Korea's oldest surviving Kaiju movie

Space Monster Wangmagwi is the oldest surviving Korean Kaiju film. It also boasts one of the largest cast of extras for any film coming in around 160,000. The Koreans put their own stamp on a rampaging monster tearing up a capital city while the military watches powerlessly genre.

Bride-to-be Ahn Hee and pilot Jeong Hwan are celebrating the eve of their long-awaited wedding when Jeong Hwan is called back to his base. What everyone is about to find out is that aliens are orbiting the Earth and have unleashed a monster in their quest to conquer the planet. Even with people running around screaming and abandoning her wedding day, Ahn Hee dresses for her event, even having her hair done until the stylist scurries away. When she realizes no one is coming, not even the groom, she and her mother decide to leave as the monster slowly approaches them. Each one took turns falling down over and over again, in order to give the ugliest Kaiju in Kaiju history time to catch up. Ahn Hee is grabbed by the monster a la Fay Wray in King Kong style. A young street boy named Squirrel, who has stolen food and a knife from a deserted house decides to run up the monster instead of running away. The boy takes matters into his own hands and does more good in thwarting the aliens’ objectives than the military and civilian forces combined.

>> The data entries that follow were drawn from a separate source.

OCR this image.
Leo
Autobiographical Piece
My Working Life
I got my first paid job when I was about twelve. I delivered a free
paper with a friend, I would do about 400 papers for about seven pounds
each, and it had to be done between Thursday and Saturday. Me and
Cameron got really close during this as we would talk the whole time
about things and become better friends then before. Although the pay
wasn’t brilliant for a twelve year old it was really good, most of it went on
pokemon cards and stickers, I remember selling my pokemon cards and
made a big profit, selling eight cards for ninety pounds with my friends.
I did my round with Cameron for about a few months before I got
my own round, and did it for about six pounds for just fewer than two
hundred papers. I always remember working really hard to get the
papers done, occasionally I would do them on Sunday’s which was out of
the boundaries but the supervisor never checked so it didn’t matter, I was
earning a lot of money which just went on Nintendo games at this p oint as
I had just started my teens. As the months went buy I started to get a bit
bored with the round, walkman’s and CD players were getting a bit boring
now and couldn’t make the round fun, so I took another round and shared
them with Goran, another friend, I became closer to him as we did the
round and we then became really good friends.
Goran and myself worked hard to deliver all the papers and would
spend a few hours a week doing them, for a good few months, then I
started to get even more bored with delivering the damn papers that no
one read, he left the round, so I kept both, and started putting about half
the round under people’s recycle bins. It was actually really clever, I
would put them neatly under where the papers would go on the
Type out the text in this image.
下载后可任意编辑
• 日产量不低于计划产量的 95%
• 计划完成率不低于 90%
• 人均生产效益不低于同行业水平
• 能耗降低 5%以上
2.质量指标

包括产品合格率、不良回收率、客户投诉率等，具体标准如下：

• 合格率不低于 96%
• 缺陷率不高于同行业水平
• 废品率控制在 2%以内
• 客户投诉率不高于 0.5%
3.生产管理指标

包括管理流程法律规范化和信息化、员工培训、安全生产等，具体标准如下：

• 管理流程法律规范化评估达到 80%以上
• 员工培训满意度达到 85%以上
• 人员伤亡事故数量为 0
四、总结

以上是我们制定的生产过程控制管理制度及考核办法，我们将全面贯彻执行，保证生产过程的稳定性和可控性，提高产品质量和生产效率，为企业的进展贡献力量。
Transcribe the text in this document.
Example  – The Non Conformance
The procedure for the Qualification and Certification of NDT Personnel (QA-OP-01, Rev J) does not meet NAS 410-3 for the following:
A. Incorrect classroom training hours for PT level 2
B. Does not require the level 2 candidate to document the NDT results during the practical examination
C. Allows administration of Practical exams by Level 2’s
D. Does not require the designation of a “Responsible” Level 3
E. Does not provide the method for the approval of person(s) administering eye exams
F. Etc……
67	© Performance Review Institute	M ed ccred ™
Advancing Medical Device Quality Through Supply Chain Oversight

Space Monster Wangmagwi was quintessentially Korean. Instead of focusing on a handful of characters directly involved with stopping a monster, SPW had a series of vignettes that had nothing to do with saving the world. Some of the things you would never see in a Japanese Kaiju film included—a long pooping scenario, several instances of theft, child birthing, and two idiots betting about different things during the catastrophe and wagering everything including one man’s wife. There were also copious amounts of tears.

The building miniatures were exquisite as was the rubble, looking far more believable than some of the cardboard towns Toho was using at this time. I thought at first they were using forced perspective or some other film magic and then the monster would lean against one of the buildings or start tearing it down. Very impressive work. Too bad they didn’t put the same care into the monster suit. I didn’t think anything could top the moth-eaten Kong suit in King Kong vs Godzilla (1962), then Wangmagwi said, “Hold my beer.” The costume looked like a flight suit covered in cow dung, I hate to be crude but that’s the first thought that came to my mind. Wangmagwi also seemed to forget that he was holding a human in one hand when he was beating on buildings. The Gamma aliens weren’t much better, they wore what appeared to be dented gold buckets on their heads. And when the spaceship was flying the wires showed as it wobbled. The science was bizarre. Due to different gravity from the home world, the monster grew 500 times his size when dumped on Earth. Setting aside the absurdity of that “science,” wouldn’t the aliens have become gigantic as well, making settling the planet awkward?

My favorite part of the movie would usually be my least favorite. There have been many Gamera movies where I hoped the giant turtle would snack on an annoying child. Squirrel may have been cocky but he was cleverly proactive. The precocious thief’s actions, and not the military, saved the day. His maneuvers also pointed out how slow-witted the aliens were. The aliens only fear of the military was that they would trash the neighborhood and leave the planet uninhabitable for the conquerors.

I enjoyed having the chance to watch this film that was largely unavailable for decades. I might not have relished the poop and wife betting comedy, but I was happy to see this piece of Korea’s Kaiju film history.